Laut „Marine BioEnergy“ hat die US-Regierung das Pilotprojekt mit 2,1 Millionen Dollar bezuschusst. „Wir hoffen, dass sich das Budget in der nächsten Phase verdoppelt“, sagt Wilcox. Denn trotz der anfänglichen Erfolge gibt es offene Fragen: Welche Algen gedeihen in welcher Region am besten? Wie beeinflussen Meeresströmungen ihr Wachstum? Was passiert, wenn sich herrenlose Fischernetze oder Plastikmüll in der Anlage verfangen? „Aber wir denken, dass unsere Vision funktioniert“, sagt Wilcox.

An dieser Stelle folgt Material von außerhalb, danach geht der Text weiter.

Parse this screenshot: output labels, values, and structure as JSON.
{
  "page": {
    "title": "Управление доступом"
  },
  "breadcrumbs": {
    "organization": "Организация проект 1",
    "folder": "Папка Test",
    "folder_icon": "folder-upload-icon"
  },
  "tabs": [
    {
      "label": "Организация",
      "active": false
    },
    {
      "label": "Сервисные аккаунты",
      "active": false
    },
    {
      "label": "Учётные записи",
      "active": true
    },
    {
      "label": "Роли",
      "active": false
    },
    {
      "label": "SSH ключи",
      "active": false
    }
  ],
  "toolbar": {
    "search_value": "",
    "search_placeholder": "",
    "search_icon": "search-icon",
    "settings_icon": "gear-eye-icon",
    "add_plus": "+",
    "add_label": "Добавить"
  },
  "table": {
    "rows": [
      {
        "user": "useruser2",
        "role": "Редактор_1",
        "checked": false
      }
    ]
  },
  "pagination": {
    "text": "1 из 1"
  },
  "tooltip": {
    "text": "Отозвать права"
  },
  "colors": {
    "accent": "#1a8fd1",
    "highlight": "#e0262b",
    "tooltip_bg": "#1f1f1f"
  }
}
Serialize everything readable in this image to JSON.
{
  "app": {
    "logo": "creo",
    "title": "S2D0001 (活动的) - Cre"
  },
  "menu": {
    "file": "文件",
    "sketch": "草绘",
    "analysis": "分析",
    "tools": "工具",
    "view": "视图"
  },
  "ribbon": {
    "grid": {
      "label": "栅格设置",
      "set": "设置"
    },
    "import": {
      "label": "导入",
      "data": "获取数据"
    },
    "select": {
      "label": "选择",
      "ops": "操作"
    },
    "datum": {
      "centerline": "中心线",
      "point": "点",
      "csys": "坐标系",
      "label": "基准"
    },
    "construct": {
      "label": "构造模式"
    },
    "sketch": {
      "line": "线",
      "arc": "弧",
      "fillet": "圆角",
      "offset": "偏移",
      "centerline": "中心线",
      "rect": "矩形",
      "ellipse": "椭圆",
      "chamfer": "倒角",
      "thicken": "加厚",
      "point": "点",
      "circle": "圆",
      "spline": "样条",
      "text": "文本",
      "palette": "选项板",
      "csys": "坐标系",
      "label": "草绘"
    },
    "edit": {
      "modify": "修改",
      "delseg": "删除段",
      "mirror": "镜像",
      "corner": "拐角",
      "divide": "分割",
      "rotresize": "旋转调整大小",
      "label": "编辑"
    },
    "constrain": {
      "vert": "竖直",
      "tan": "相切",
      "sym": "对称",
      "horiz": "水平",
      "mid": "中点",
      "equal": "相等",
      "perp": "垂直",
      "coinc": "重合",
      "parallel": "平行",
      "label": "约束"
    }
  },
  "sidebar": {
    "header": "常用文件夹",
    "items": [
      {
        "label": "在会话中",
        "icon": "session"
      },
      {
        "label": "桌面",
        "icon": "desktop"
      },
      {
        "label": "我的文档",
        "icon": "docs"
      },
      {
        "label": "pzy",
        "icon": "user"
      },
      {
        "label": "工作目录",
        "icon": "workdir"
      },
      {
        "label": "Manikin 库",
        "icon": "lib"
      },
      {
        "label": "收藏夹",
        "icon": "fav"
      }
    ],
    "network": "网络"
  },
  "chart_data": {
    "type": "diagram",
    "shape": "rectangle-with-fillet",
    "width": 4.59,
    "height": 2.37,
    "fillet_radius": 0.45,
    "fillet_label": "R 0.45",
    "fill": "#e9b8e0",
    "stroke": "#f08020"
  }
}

In Deutschland ist Peter Kroth zurückhaltender. Der Biologie-Professor der Universität Konstanz forscht seit Jahren an Algen. Das Seetang-Experiment in Kalifornien hat ihn positiv überrascht: „Ich hätte nicht gedacht, dass die Nährstoffaufnahme im Dunkeln so gut funktioniert“, gesteht Kroth. Doch er sieht ein anderes Problem: „Wenn man das im Küstenbereich macht, greift man stark in die Natur ein.“ Würde man bestehende Seetang-Felder abernten, könne das diese schnell dezimieren. „Wir dürfen nicht vergessen, dass in diesen Kelp-Feldern sehr viele Tiere leben“, bemerkt der Wissenschaftler.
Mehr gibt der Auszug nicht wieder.